Up-cycling is nothing new…Americans have been doing it forever (and trust me 55 years seems like forever). Does anyone remember the old “antiquing” kits from the 1960’s?
I realized recently that I had about 55 years ago, what was probably my first experience with up-cycling furniture.. A friend sent me a pic of a piece of furniture her grandmother “antiqued” around then. Look closely and you’ll see little flecks of paint.
It reminded me of an old vanity my mom bought for our cabin on the river and an antiquing kit. She probably bought the kit at our local Davis Paint store. I was just a kid, but remember helping to paint this vanity one summer. I even remember where we put it to paint it. It was outside by the tire swing. Crazy things you remember. You first painted a base coat, which was off white. Then you somehow distressed it with this really, really ugly green. The final touch was putting the green on a toothbrush and flicking little dots strategically all over.

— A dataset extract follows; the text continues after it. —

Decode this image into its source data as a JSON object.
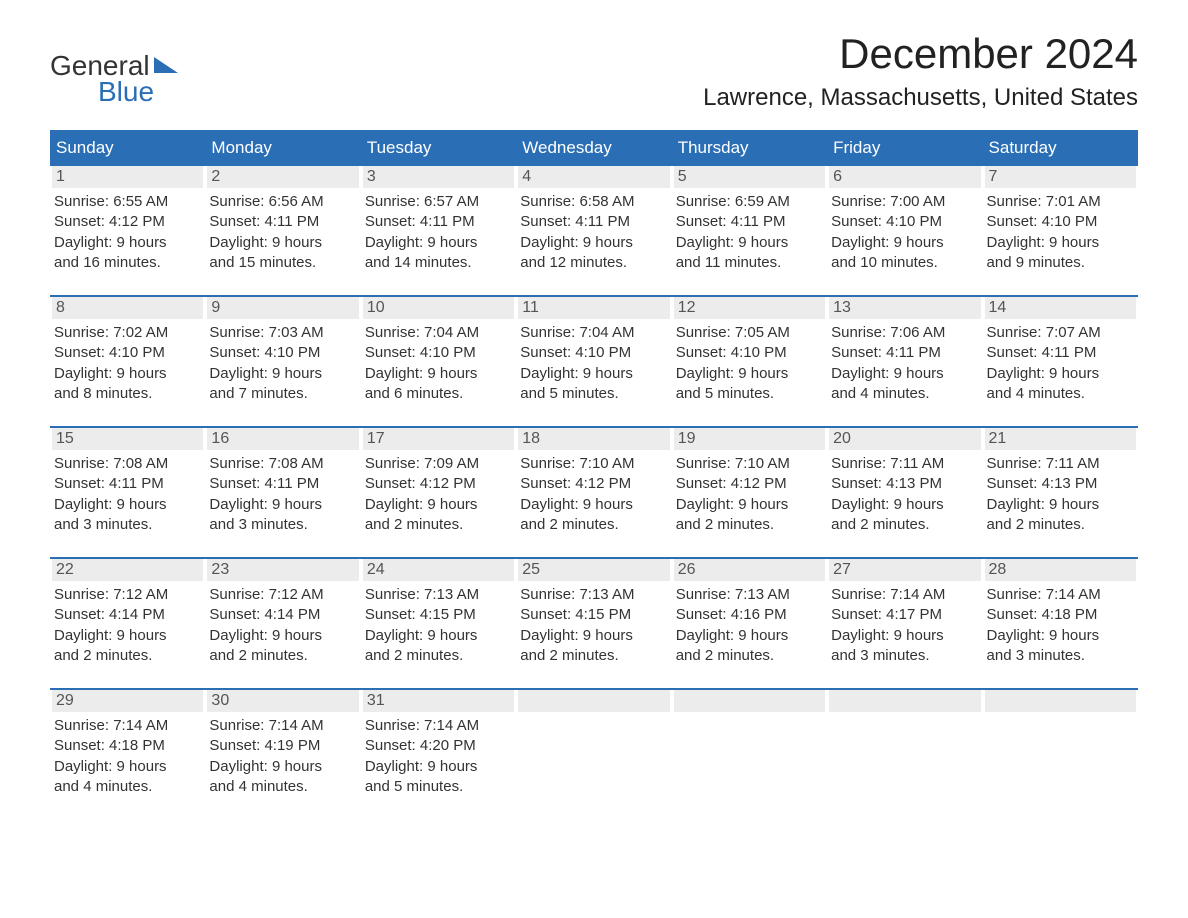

I think that was to represent worm holes maybe. I just remember it looking like mold on a piece of off white furniture. That vanity would bring big bucks now. I’m sure I have a pic of it somewhere. May have to look sometime. It had drawers on both sides of a lower shelf and a mirror of some kind attached. It looked a little like this one, but not near so fancy. At that time, it would NOT have been considered an antique, just an old vanity no one wanted and I’m sure my mother paid next to nothing for it. It was for the cabin!
It made me realize that, as a family, we’ve been into painting, upcycling, and refinishing, making things old new again for a long time. Mom and Dad went on to really refinishing furniture. They did a lot of really nice things. Kathy and I are still using furniture they refinished. Kathy remembers them mixing up some kind of concoction with linseed oil and a sealer of some kind. Beautiful wooden pieces like that, I would keep as is. But give me something that needs a new life and I’m ready to paint! So, maybe I should be advertising on SharSum Paint that I have over 50 years experience upcycling furniture. : ) Dad even made, by hand, bookcases for Kathy and me. We still have these. We can’t bear to part with them…they are not attractive at all, and not very sturdy, but he lovingly fashioned them for us out of the lumber from the outhouse when he bought the rights to tear down the cabin and the outhouse from the Corps of Engineers. : ) Yes, he was quite the jokester.